To change the reset type to synchronous, select Synchronous from the Reset type menu in the Global settings pane of the Generate HDL dialog box.

Code for a synchronous reset follows. This process block checks for a clock event, the rising edge, before performing a reset.

delay_pipeline_process : PROCESS (clk, reset)
BEGIN
  IF rising_edge(clk) THEN
    IF reset = '1' THEN
      delay_pipeline (0 To 50) <= (OTHERS => (OTHERS => '0'));
    ELSIF clk_enable = '1' THEN
      delay_pipeline(0) <= signed(filter_in)
      delay_pipeline(1 TO 50) <= delay_pipeline(0 TO 49);
    END IF;
  END IF;
END PROCESS delay_pipeline_process;

Command Line Alternative: Use the generatehdl function with the property ResetType to set the reset style for your filter's registers.

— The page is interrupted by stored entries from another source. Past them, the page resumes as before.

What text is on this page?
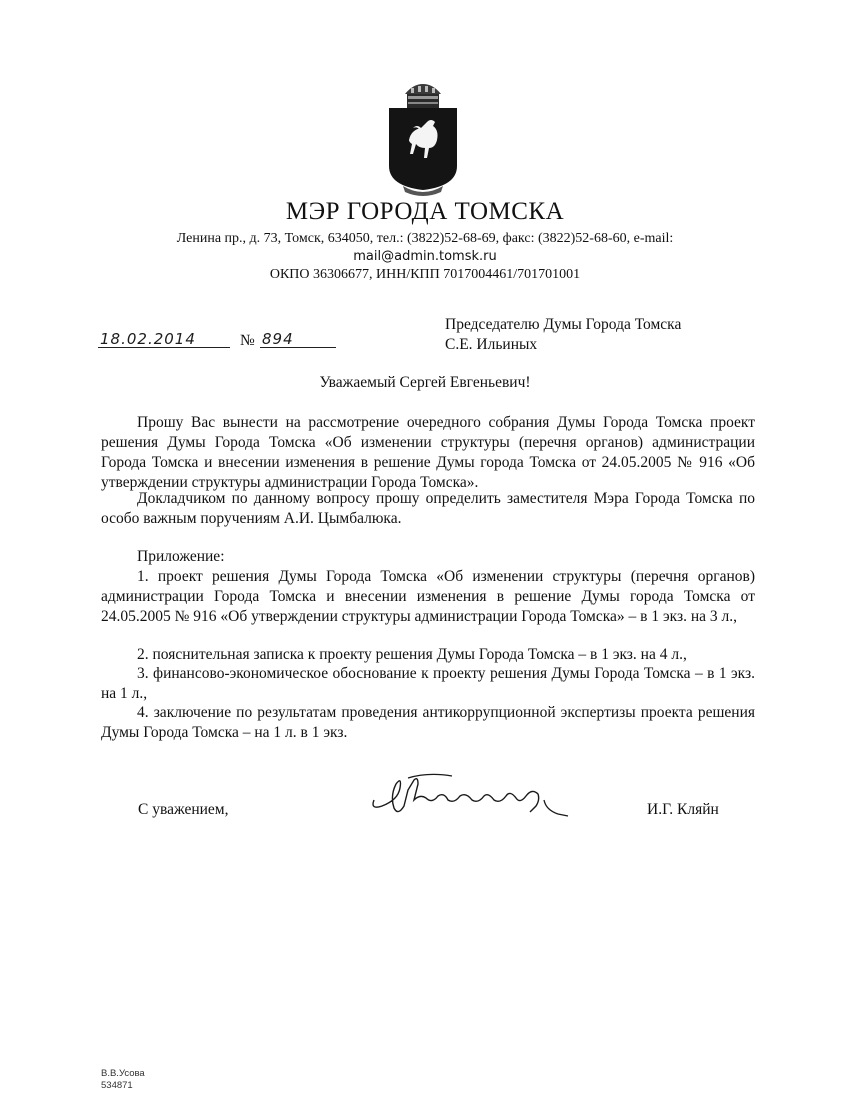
МЭР ГОРОДА ТОМСКА
Ленина пр., д. 73, Томск, 634050, тел.: (3822)52-68-69, факс: (3822)52-68-60, e-mail:
mail@admin.tomsk.ru
ОКПО 36306677, ИНН/КПП 7017004461/701701001
18.02.2014	№ 894
Председателю Думы Города Томска
С.Е. Ильиных
Уважаемый Сергей Евгеньевич!
Прошу Вас вынести на рассмотрение очередного собрания Думы Города Томска проект решения Думы Города Томска «Об изменении структуры (перечня органов) администрации Города Томска и внесении изменения в решение Думы города Томска от 24.05.2005 № 916 «Об утверждении структуры администрации Города Томска».
Докладчиком по данному вопросу прошу определить заместителя Мэра Города Томска по особо важным поручениям А.И. Цымбалюка.
Приложение:
1. проект решения Думы Города Томска «Об изменении структуры (перечня органов) администрации Города Томска и внесении изменения в решение Думы города Томска от 24.05.2005 № 916 «Об утверждении структуры администрации Города Томска» – в 1 экз. на 3 л.,
2. пояснительная записка к проекту решения Думы Города Томска – в 1 экз. на 4 л.,
3. финансово-экономическое обоснование к проекту решения Думы Города Томска – в 1 экз. на 1 л.,
4. заключение по результатам проведения антикоррупционной экспертизы проекта решения Думы Города Томска – на 1 л. в 1 экз.
С уважением,	И.Г. Кляйн
В.В.Усова
534871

Setting the Asserted Level for the Reset Input Signal

The asserted level for the reset input signal determines whether that signal must be driven to active high (1) or active low (0) for registers to be reset in the filter design. By default, the coder sets the asserted level to active high. For example, the following code fragment checks whether reset is active high before populating the delay_pipeline register:

Delay_Pipeline_Process : PROCESS (clk, reset)
BEGIN
  IF reset = '1' THEN
    delay_pipeline(0 TO 50) <= (OTHERS => (OTHERS => '0'));
.
.
.

To change the setting to active low, select Active-low from the Reset asserted level menu in the Global settings pane of the Generate HDL dialog box.

With this change, the IF statement in the preceding generated code changes to

IF reset = '0' THEN

    Note:   The Reset asserted level setting also determines the reset level for test bench reset input signals.

Command Line Alternative: Use the generatehdl function with the property ResetAssertedLevel to set the asserted level for the filter's reset input signal.

Suppressing Generation of Reset Logic

For some FPGA applications, it is desirable to avoid generation of resets. The Remove reset from option in the Global settings pane of the Generate HDL dialog box lets you suppress generation of resets from shift registers.

To suppress generation of resets from shift registers, select Shift register from the Remove reset from pull-down menu in the Global settings pane of the Generate HDL dialog box.

If you do not want to suppress generation of resets from shift registers, leave Remove reset from set to its default, which is None.

Command Line Alternative: Use the generatehdl function with the property RemoveResetFrom to suppress generation of resets from shift registers.